En vacances, on s’était promis de se supporter en famille : « Le féminisme de mon fils s’arrête au ras de mes sandales quand on est ensemble »

Tous les ans, avant de partir en congés, on se fait des promesses… que l’on ne tiendra pas. Comme profiter de ses proches, sans que ça vire à l’engueulade.

Juil 20, 2025 - 06:18
En vacances, on s’était promis de se supporter en famille : « Le féminisme de mon fils s’arrête au ras de mes sandales quand on est ensemble »
MARTIN GROCH POUR « M LE MAGAZINE DU MONDE

On s’en vantait presque au printemps. Enfin, se retrouver… Il s’agissait surtout de kidnapper ses enfants sous couvert de les inviter dans un endroit de rêve, et de préférence loin d’une gare, tout en trouvant normal de se saigner parce que, pour la cinquième année de suite, « c’est sans doute la dernière fois qu’on part ensemble ». Enfin, s’ils viennent. Trois mois déjà qu’on leur demande à quelles dates ils seraient disponibles. Eux ne pouvaient pas fournir de réponse ferme, laissant la porte ouverte à toute proposition plus excitante que la perspective de se faire engueuler en vacances parce qu’on n’a pas ramassé ses chaussettes. Ils ont fini par lâcher qu’ils « passeront ».

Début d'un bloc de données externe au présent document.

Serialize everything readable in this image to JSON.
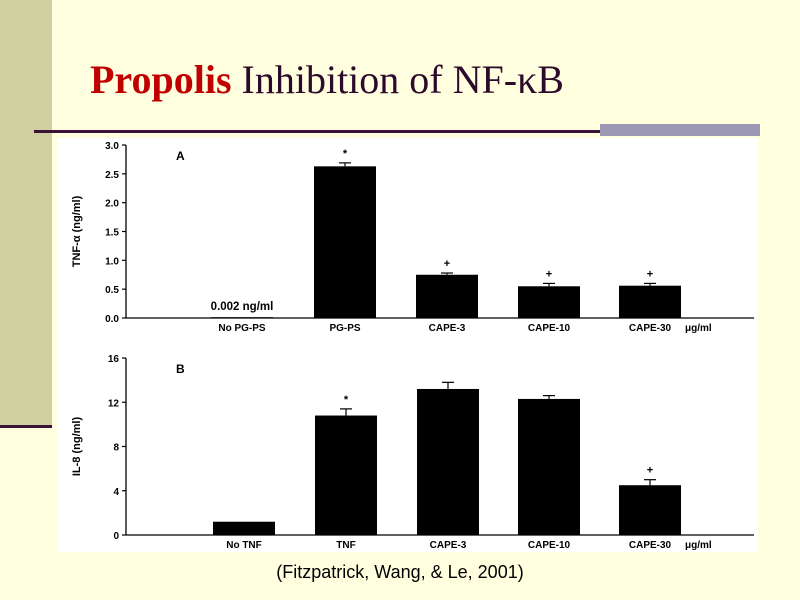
{
  "slide": {
    "title_accent": "Propolis",
    "title_rest": " Inhibition of NF-κB",
    "citation": "(Fitzpatrick, Wang, & Le, 2001)"
  },
  "colors": {
    "title_accent": "#c00000",
    "title_text": "#2b0a2b",
    "background": "#ffffe0",
    "bars": "#000000"
  },
  "chart_data": [
    {
      "type": "bar",
      "panel_label": "A",
      "ylabel": "TNF-α (ng/ml)",
      "ylim": [
        0,
        3.0
      ],
      "yticks": [
        "0.0",
        "0.5",
        "1.0",
        "1.5",
        "2.0",
        "2.5",
        "3.0"
      ],
      "categories": [
        "No PG-PS",
        "PG-PS",
        "CAPE-3",
        "CAPE-10",
        "CAPE-30"
      ],
      "unit_label": "μg/ml",
      "values": [
        0.002,
        2.63,
        0.75,
        0.55,
        0.56
      ],
      "errors": [
        0,
        0.06,
        0.03,
        0.05,
        0.04
      ],
      "markers": [
        "",
        "*",
        "+",
        "+",
        "+"
      ],
      "annotation": "0.002 ng/ml"
    },
    {
      "type": "bar",
      "panel_label": "B",
      "ylabel": "IL-8 (ng/ml)",
      "ylim": [
        0,
        16
      ],
      "yticks": [
        "0",
        "4",
        "8",
        "12",
        "16"
      ],
      "categories": [
        "No TNF",
        "TNF",
        "CAPE-3",
        "CAPE-10",
        "CAPE-30"
      ],
      "unit_label": "μg/ml",
      "values": [
        1.2,
        10.8,
        13.2,
        12.3,
        4.5
      ],
      "errors": [
        0,
        0.6,
        0.6,
        0.3,
        0.5
      ],
      "markers": [
        "",
        "*",
        "",
        "",
        "+"
      ],
      "annotation": ""
    }
  ]
}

Selon un sondage Promovacances réalisé avant les congés (le détail a son importance), 52 % des Français approuvent l’idée que « passer ses vacances en famille est source de bonheur ». Mais seuls 42 % des 18-24 ans sont d’accord. Et ces jeunes sont 35 % à reconnaître que, au bout de quelques jours, « ça pèse » et 18 % à trouver que « c’est une organisation militaire », contre 3 % des plus de 55 ans (ceux, donc, qui ont le plus de risque d’avoir expérimenté une authentique organisation militaire).

De fait, chacun a mythifié les vacances comme son temps de liberté et se voit rattrapé par les contraintes des autres. La logistique devient le petit bois des déconvenues. Les ados répondent « mais on est en vacances » à des parents qui avaient cru, eux aussi, qu’ils le seraient. « Le féminisme de mon fils s’arrête au ras de mes sandales quand on est en vacances ensemble », constate la mère d’un trentenaire redevenu soudain incapable de ranger sa tasse et de trouver le lave-vaisselle.

Les darons croient fixer un cadre adulto-responsable les premiers jours, en répétant « vous vous gérez », mais prennent l’habitude d’aller chercher trois douzaines de crêpes un jour sur deux. Leur récompense ? Sur les photos que leurs adulescents partagent sur les réseaux sociaux, ils sont toujours tout seuls, comme s’ils s’étaient débrouillés pour se retrouver, à 14 ans, dans le Péloponnèse ou avaient hérité d’une maison de famille en Sologne à 15 ans.

Un château de cartes qui flanche

Les parents de plus jeunes enfants, eux, ceux qui ignorent encore ce qui les attend, ne parlent pas de « se retrouver en famille », mais de la perspective de « passer du temps » en famille. L’été devient l’occasion de se rendre compte que, s’ils ne voient pas assez leurs rejetons en temps normal parce qu’ils travaillent, c’est quand même pendant l’année scolaire qu’ils disposent de relais. S’ils décident de les coucher tôt l’été, ce n’est pas par hygiène de vie, mais par réflexe d’autoprotection.

« On va pouvoir se retrouver en famille. » C’est aussi ce qu’on dit avant de se réunir avec ses propres frères et sœurs pour que les enfants soient avec leurs cousins, prétexte-t-on par pudeur, mais aussi parce que, comme à Noël, une part de nous n’a pas fait le deuil de la famille de carte postale. On pensait que, une fois devenus adultes, tout serait différent, mais voici la puissance invitante qui décide de l’heure des repas, d’attribuer les grandes chambres aux couples et de caser les célibataires sous un poster de dauphin dans les lits superposés… Plein de trucs pas réglés ressortent des placards, les frustrations de chacun font bouillon de culture et le château de cartes des vacances idéales flanche à la première réflexion en cuisine, à la première virée au supermarché.

Toutes ces microcontrariétés ne signifient pas qu’il ne faille pas partir en famille – au contraire –, mais qu’il serait peut-être temps de replacer la barre de nos attentes à un niveau raisonnable.

Un peu comme le réveillon du Nouvel An, qui, avec la question posée dès le 1er décembre – « Et vous, vous faites quoi pour le 31 ? » –, suffit à créer la sensation que rien ne sera jamais assez bien. Pourtant, preuve qu’il s’agit d’une affaire d’attentes, et non pas de vécu, dès septembre, on n’en retiendra que le meilleur. On en aura la confirmation le jour où nos enfants, devenus grands, reproduiront le même schéma avec leur progéniture.